Fort Lauderdale-Hollywood International Airport in Florida was the scene of mass murder and chaos on January 6, 2017, when a gunman calmly opened fire on travelers. Five persons were killed and six others were wounded.

The alleged gunman, later identified as Esteban Santiago, aimed and shot travelers waiting for their luggage in the baggage claim area of Terminal 2.

The shooting incident caused panic that quickly spread to the airport’s other terminals. Rumors of additional shooters prompted thousands of passengers and airport employees to flee onto the tarmac, where they were stuck for hours without food, water or shelter.

Review Finds Limited Coordination between Airport Officials and Law Enforcement

A newly released review of the mass shooting found that coordination between airport and law enforcement officials “was limited and it was not clear who was in charge of the response,” the Orlando Sentinel reported Tuesday.

The report, created by an outside consultant hired by the county, concluded that law enforcement’s response was “disjointed, misinformed and conflicting” due to a lack of information. It says that the Broward Sheriff’s Office circumvented tasks that should have been left to airport officials..

The airport’s emergency plans to efficiently evacuate passengers and care for them also came in for criticism. In one example, emergency management officials in nearby Port Everglades “were initially told they needed to accommodate 900 evacuees, instead of the actual number of approximately 10,000.” About 700 people ended up spending the night at a makeshift rescue center there.

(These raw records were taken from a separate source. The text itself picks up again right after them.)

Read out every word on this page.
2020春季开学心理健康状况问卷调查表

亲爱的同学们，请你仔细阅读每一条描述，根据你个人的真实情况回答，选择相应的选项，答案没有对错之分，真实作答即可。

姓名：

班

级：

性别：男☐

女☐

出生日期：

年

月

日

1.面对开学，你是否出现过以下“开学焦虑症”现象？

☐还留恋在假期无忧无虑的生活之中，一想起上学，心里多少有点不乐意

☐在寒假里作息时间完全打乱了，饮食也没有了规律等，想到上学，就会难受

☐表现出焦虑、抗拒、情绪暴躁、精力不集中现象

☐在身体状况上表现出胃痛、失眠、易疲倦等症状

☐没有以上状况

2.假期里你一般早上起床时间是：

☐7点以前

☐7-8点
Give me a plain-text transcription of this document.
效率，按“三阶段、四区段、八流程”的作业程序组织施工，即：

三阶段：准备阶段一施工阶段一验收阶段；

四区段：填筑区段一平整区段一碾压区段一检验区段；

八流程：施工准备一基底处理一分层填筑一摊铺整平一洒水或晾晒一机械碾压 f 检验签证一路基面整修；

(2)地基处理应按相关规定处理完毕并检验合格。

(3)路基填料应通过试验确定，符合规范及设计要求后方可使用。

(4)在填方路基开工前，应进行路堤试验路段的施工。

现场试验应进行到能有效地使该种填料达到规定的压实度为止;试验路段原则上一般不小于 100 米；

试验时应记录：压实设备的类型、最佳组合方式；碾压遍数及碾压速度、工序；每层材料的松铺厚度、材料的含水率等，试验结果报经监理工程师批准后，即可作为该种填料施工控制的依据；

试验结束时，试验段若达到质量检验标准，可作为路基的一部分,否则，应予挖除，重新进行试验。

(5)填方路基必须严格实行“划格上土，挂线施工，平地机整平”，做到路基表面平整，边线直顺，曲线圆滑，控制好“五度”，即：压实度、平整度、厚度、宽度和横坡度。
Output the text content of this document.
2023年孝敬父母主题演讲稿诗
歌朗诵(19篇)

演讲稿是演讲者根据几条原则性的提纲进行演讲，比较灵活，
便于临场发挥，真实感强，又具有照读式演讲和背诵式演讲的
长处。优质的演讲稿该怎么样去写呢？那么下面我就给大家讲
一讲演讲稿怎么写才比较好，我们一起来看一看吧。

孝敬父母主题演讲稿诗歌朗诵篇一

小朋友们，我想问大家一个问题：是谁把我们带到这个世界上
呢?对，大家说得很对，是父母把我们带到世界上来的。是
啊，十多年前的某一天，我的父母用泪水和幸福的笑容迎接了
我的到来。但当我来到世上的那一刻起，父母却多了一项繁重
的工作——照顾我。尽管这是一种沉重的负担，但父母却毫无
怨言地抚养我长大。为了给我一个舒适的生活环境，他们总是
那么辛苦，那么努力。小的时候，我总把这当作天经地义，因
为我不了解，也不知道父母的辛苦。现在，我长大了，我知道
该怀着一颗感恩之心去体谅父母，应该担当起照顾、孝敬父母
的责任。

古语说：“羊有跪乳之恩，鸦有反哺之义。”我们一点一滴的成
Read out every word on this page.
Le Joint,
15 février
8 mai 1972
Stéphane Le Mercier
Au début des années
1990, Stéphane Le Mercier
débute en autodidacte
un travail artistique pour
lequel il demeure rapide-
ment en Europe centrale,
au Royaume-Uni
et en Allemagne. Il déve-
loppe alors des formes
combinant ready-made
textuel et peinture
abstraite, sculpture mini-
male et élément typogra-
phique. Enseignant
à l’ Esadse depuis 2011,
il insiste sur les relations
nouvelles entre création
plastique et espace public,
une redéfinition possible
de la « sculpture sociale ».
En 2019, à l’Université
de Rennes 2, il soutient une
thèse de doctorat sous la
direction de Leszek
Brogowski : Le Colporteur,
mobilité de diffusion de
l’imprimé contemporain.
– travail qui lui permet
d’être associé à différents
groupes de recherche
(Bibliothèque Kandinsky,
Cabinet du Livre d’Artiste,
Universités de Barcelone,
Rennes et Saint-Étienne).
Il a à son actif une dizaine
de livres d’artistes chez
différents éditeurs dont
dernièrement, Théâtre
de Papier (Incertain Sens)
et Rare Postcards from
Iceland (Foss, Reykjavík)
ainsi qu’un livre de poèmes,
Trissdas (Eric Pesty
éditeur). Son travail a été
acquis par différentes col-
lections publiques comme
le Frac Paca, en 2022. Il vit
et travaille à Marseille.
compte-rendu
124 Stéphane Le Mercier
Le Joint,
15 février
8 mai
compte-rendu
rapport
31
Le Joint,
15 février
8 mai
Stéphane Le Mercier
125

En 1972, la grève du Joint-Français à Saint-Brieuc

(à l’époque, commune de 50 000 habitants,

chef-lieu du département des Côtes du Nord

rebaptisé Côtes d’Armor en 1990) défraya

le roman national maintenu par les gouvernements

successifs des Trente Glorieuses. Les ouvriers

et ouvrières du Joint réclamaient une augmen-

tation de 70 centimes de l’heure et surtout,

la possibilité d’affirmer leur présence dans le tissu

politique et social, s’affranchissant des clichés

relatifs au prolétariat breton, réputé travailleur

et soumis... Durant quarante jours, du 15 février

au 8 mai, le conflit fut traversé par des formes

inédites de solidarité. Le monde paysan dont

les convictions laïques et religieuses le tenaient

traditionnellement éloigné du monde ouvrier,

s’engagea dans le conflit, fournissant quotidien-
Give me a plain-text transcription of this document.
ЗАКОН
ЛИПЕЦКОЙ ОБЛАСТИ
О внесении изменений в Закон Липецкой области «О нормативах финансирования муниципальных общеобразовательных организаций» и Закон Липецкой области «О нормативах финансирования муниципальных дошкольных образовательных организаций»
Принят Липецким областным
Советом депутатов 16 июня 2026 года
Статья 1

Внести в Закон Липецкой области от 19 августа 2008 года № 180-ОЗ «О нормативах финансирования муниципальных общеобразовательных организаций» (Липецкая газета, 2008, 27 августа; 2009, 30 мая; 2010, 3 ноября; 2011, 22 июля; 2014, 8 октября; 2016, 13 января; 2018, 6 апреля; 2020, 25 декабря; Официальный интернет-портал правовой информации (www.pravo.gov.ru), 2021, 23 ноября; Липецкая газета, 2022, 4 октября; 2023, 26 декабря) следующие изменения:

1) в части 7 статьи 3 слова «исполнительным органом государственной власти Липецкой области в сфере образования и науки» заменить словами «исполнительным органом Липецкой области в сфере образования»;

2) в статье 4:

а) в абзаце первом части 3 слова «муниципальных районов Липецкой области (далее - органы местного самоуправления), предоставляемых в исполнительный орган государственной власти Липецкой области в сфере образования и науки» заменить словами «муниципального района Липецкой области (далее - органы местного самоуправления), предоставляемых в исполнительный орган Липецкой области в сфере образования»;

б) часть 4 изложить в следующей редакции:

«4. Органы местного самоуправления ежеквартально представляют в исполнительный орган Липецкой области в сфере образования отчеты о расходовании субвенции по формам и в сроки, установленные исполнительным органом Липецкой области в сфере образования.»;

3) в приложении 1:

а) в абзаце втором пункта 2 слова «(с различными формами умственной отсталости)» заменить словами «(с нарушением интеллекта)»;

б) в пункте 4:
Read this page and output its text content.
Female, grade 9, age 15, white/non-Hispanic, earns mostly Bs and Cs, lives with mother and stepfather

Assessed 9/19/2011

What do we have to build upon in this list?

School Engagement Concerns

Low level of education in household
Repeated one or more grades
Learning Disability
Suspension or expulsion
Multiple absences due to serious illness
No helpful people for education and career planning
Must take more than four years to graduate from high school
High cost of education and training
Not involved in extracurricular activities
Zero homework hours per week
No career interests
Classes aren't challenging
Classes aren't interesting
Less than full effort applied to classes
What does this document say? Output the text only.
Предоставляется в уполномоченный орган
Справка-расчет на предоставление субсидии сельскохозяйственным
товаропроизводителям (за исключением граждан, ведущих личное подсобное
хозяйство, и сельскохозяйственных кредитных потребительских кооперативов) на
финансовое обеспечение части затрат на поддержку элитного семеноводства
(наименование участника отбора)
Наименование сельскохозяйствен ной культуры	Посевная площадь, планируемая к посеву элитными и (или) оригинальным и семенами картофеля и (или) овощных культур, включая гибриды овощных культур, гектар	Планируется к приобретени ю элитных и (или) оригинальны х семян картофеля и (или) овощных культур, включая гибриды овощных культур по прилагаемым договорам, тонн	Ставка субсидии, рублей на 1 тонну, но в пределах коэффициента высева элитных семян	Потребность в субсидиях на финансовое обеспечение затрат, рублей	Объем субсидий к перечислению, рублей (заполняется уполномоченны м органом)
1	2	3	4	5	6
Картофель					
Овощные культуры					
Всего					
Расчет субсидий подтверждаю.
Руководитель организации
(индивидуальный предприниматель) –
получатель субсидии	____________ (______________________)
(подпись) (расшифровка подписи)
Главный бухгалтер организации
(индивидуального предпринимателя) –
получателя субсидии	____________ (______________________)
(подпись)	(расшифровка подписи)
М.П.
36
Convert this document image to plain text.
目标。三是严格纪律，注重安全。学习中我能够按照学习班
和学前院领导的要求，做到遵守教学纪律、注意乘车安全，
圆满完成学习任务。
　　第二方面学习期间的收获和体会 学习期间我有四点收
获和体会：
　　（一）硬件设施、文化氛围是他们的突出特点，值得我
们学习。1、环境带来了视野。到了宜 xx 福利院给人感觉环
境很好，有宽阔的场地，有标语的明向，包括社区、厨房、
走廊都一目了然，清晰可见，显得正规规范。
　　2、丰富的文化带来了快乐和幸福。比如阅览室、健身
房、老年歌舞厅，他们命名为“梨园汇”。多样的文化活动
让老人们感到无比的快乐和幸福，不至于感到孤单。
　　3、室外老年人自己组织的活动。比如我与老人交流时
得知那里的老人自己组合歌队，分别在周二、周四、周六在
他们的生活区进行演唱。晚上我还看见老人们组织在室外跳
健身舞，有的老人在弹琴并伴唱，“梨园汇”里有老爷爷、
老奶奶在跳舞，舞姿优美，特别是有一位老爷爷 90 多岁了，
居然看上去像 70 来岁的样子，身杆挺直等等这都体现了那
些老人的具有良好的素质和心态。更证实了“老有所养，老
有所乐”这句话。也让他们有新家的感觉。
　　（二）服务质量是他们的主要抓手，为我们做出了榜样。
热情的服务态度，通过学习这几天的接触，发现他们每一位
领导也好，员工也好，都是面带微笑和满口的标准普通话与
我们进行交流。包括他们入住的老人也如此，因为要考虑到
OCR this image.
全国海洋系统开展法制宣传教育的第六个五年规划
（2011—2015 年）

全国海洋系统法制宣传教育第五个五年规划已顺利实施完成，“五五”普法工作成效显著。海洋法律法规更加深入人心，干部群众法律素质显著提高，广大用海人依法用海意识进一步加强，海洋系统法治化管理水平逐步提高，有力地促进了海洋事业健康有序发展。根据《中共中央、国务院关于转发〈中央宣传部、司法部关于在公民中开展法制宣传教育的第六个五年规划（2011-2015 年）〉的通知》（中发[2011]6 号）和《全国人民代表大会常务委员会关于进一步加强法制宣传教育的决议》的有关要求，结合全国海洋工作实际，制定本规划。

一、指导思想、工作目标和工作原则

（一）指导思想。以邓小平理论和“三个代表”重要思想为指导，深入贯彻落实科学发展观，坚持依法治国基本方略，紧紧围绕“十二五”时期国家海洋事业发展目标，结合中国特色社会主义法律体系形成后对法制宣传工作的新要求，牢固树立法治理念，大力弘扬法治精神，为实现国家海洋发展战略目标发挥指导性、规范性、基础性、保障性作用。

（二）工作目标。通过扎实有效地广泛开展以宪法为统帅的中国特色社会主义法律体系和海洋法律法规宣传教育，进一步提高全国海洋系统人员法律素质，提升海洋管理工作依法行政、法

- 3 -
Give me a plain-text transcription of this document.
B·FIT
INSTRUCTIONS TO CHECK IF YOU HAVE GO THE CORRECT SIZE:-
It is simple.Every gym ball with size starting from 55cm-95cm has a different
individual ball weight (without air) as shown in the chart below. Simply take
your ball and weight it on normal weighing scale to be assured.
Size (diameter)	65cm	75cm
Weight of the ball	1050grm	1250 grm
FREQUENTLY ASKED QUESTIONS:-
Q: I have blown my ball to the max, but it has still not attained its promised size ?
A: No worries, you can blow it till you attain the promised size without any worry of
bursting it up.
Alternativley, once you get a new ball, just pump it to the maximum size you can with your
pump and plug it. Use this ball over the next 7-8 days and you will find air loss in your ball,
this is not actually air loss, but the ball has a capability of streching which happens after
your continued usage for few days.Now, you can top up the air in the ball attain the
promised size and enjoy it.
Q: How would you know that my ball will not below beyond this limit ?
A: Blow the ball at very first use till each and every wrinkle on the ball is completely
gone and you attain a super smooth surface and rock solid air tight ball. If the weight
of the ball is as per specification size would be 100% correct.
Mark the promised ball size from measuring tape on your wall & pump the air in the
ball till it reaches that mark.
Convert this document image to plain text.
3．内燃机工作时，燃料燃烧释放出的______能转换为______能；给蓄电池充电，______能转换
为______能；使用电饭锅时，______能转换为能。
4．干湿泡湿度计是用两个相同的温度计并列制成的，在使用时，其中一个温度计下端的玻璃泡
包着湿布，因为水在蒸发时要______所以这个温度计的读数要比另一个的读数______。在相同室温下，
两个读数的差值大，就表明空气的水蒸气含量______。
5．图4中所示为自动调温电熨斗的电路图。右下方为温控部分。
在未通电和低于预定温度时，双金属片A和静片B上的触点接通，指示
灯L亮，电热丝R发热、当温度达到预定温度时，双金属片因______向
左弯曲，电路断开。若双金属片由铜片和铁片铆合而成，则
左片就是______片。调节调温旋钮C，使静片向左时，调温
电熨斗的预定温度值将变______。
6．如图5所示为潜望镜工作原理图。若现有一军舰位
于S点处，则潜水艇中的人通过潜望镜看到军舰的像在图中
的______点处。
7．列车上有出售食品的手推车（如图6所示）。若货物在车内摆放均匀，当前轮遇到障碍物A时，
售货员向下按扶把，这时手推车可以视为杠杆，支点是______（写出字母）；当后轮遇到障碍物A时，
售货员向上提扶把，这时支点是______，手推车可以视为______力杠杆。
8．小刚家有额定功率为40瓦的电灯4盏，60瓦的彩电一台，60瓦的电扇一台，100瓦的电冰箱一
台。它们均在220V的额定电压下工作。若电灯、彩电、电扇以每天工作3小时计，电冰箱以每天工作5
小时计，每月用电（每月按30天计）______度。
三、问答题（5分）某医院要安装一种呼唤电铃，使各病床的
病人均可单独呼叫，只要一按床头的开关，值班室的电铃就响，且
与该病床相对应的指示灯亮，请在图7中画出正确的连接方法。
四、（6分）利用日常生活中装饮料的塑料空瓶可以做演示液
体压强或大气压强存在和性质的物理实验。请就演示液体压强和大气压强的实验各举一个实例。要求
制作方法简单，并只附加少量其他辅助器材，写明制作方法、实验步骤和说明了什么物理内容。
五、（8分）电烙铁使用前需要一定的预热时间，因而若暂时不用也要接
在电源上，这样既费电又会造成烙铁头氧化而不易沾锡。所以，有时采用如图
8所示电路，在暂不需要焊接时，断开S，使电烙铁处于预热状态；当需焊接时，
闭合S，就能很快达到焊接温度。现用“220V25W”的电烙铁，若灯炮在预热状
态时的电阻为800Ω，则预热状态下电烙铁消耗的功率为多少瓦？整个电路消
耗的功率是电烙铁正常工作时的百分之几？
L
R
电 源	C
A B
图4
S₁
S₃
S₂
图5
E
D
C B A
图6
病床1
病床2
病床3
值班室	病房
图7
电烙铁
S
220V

The report noted that law enforcement officials held 22 planes on the tarmac for hours because passengers on those flights “could have witnessed the shooting.” But the report said  those passengers should have been let off the aircraft and taken to a designated area within the airport.

About 2,000 officers from different departments across South Florida responded to the shooting incident, creating a massive influx of responders “that led to havoc at the airport and confusion about who was in charge,” the Miami Herald said, citing the report. “The airport became an ‘impassible parking lot’ after officers abandoned their vehicles.”

The report also found fault with “an overwhelmed, 30-year-old county radio system that crashed several times after the shooting.” At times, messages were shortened or distorted, adding to the hysteria, according to the Herald. The report found that at one point, reports of victims in Terminal 1 led police “on a wild hunt for additional shooters.”

County commissioners, Broward County Sheriff Scott Israel and Aviation Department director Mark Gale discussed the report in a closed meeting Tuesday at the county’s offices in downtown Fort Lauderdale.

In June 2017, The Sun Sentinel obtained a draft of the Sheriff’s Office review of its own response to the shooting. That review criticized the Aviation Department’s refusal to stop operations in Terminal 2 after the mass shooting, suggesting that officials prioritized revenues over lives.

The Sheriff’s Office review said the Aviation Department did not understand that its role was to support the Sheriff’s Office response to the mass shooting incident.

Airport officials disputed the Sheriff’s Office criticisms. They said Sheriff’s officials did not interview them or discuss any aspects of the Sheriff’s draft report before it was released, an airport spokesman said at the time.